DUTCH

 

THEY ARE still on supermarket shelves, Cortland apples. Late apples, they grow all the way through April. Cut them in half and they seem like ster-appels. The flesh stays white longer than in other apples, making them perfectly presentable for salad recipes. In Holland they need extra sunlight before consumption, less they get tart; in America that issue was taken care of by cultivators. Hence the difference in name. In the Dutch Betuwe region they are called ster-appels, in America Cortlands, after the area where they were developed.

Readers around Wijk bij Duurstede in Holland are perking up now. Sterappels and Cortland? A stretch of road N229 that runs past town is called Kortland. As you drive towards the canal, looking right you will see all those apple orchards. A coincidence? Nope.

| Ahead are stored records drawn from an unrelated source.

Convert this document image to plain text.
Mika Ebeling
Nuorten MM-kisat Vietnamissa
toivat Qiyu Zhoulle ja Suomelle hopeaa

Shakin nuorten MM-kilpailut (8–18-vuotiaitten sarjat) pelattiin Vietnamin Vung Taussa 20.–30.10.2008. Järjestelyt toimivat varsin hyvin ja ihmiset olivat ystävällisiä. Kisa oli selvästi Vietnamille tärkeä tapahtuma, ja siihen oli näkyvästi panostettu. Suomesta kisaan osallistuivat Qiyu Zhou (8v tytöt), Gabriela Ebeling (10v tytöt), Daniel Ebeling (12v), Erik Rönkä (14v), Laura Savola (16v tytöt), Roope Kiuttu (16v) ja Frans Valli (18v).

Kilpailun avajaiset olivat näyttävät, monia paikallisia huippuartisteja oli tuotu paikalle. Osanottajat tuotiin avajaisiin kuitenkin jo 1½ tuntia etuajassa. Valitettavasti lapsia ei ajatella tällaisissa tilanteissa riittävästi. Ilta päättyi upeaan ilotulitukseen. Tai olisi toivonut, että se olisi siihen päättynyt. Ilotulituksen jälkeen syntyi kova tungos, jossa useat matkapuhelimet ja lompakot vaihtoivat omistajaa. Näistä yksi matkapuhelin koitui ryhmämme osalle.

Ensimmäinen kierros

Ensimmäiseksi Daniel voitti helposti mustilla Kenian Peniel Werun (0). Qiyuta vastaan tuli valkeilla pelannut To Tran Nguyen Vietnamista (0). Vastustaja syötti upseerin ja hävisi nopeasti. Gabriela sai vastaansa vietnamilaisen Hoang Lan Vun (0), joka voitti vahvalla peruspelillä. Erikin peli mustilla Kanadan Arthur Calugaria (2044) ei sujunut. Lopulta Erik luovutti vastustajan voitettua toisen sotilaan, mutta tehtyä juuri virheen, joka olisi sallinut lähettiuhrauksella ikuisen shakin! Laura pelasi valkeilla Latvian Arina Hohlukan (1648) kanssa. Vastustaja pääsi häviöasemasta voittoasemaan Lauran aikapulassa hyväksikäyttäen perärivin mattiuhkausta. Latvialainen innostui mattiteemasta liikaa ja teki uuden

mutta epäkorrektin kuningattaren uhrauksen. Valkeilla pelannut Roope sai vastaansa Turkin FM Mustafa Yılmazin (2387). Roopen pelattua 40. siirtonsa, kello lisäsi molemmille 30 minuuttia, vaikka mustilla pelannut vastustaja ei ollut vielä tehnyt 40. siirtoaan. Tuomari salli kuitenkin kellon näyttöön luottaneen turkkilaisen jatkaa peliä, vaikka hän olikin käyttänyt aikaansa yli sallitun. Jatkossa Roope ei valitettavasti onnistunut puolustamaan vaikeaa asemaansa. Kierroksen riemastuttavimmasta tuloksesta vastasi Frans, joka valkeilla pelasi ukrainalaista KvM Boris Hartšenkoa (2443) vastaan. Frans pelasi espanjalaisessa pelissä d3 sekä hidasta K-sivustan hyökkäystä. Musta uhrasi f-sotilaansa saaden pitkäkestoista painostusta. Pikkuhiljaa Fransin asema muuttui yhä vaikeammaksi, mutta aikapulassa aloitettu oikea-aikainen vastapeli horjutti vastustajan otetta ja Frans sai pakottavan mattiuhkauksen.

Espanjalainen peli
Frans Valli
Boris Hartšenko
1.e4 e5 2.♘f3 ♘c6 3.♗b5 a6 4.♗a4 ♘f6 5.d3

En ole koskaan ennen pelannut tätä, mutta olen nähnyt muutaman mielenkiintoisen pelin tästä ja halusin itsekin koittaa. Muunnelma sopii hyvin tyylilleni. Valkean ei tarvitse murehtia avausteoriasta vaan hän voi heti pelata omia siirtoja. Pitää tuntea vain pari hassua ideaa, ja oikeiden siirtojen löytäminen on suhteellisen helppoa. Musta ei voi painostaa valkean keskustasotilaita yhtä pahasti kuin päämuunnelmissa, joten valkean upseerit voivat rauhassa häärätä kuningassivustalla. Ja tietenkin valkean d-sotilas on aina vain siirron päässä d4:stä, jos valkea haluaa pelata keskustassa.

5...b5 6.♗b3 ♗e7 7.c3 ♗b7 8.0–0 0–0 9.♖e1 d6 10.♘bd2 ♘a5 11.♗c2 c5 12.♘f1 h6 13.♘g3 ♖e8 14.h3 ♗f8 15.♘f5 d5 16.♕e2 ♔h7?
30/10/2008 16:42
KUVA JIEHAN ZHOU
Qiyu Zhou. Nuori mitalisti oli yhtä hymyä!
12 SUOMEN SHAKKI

The Van Cortlandt family originally hailed from Wijk. They emigrated to America, Oloff and his wife Annetje, leaving behind father Steven and mother Fijgje, and they hit it off immediately. The Cortlandts made serious money, their children married up, with Van Rensselaers and Schuylers, son Steven became mayor of New York, twice, (and sired no fewer than 22 children), and before long there was a town with their name, and home became a large manor.

The city of Cortlandt is still there, blooming like an apple tree, and Cortlandt Manor is equally much alive. Cortland apples were conceived there, almost similar to the red ster-appels in the old motherland, but a little more yellow-flamed, and a bit sweeter. American households love them.